I have been aware that the one thing that is slowing decode down more than anything else is having to use disk files to store, search and sort records. This email concerns searches and sorts.

I have never really gotten a good understanding of how search and sort algorithms are designed, and how they operate, beyond the least complex. When I wrote DCom, I wrote sort procedures that were recursive. They worked, but I never really understood if they were working efficiently or not. I do know that the sorting operations were faster after they were modified.

In decode, I am using a simple search algorithm. Basically, it starts with the first record, and continues reading each succeeding record until either a match is found or the last record is read.
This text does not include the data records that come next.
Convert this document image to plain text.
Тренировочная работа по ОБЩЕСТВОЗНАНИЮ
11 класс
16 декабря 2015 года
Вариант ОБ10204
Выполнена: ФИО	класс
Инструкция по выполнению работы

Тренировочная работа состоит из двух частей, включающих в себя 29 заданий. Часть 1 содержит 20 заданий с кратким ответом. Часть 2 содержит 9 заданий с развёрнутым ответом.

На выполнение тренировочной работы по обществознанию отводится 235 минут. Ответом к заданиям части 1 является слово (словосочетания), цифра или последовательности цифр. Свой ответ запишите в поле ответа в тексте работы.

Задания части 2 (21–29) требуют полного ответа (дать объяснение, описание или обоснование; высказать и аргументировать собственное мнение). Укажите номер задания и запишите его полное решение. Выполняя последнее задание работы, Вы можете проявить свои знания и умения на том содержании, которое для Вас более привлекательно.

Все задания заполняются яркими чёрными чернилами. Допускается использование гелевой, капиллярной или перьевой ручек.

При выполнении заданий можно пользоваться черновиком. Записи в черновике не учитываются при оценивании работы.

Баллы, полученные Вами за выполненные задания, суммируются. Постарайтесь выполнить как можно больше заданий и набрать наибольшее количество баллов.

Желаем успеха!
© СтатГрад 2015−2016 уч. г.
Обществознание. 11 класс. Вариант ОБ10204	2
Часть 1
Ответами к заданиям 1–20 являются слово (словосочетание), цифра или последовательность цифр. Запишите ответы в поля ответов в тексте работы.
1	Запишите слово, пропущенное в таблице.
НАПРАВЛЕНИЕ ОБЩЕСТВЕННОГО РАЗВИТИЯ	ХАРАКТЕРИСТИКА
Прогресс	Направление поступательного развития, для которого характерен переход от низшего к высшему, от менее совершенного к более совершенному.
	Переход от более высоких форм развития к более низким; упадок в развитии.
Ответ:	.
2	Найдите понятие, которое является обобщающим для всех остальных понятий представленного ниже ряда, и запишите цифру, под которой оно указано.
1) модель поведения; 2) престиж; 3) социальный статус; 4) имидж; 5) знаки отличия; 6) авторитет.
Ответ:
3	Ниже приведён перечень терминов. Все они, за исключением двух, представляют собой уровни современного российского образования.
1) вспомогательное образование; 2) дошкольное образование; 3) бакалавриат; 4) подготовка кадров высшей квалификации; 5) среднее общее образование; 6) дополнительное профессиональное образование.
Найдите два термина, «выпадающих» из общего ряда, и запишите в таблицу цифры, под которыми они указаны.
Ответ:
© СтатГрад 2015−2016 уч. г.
The number of records that get added to the file depends on the I-Code being decoded. The more records in the file, the longer the search takes.

Three files are created, variables reference, line reference, and literal reference. Decoding createmsg (one of Ron's modules, about 2K in size), the decode takes about 20 minutes. Decoding RConfig (another of Ron's modules, about 16K in size) takes about 40 minutes. Decoding decode (20K) takes 2 hours.

I have the same problem with my sort. I'm using a sifter-style (for lack of a better term) of sort. It starts with the first record, proceeds to the last record, then performs the sort in reverse, starting with the last record and proceeding to the first. Each pass of the routine performs both of these operations. It works, and it was much faster than using the top-to-bottom method I first used that was based on the search routine. However, it takes as long to sort the literals records as it does to decode the instruction section of the I-Code module.

There has to be a better way. Can someone help me understand how to make my search and sort algorithms faster?

Wayne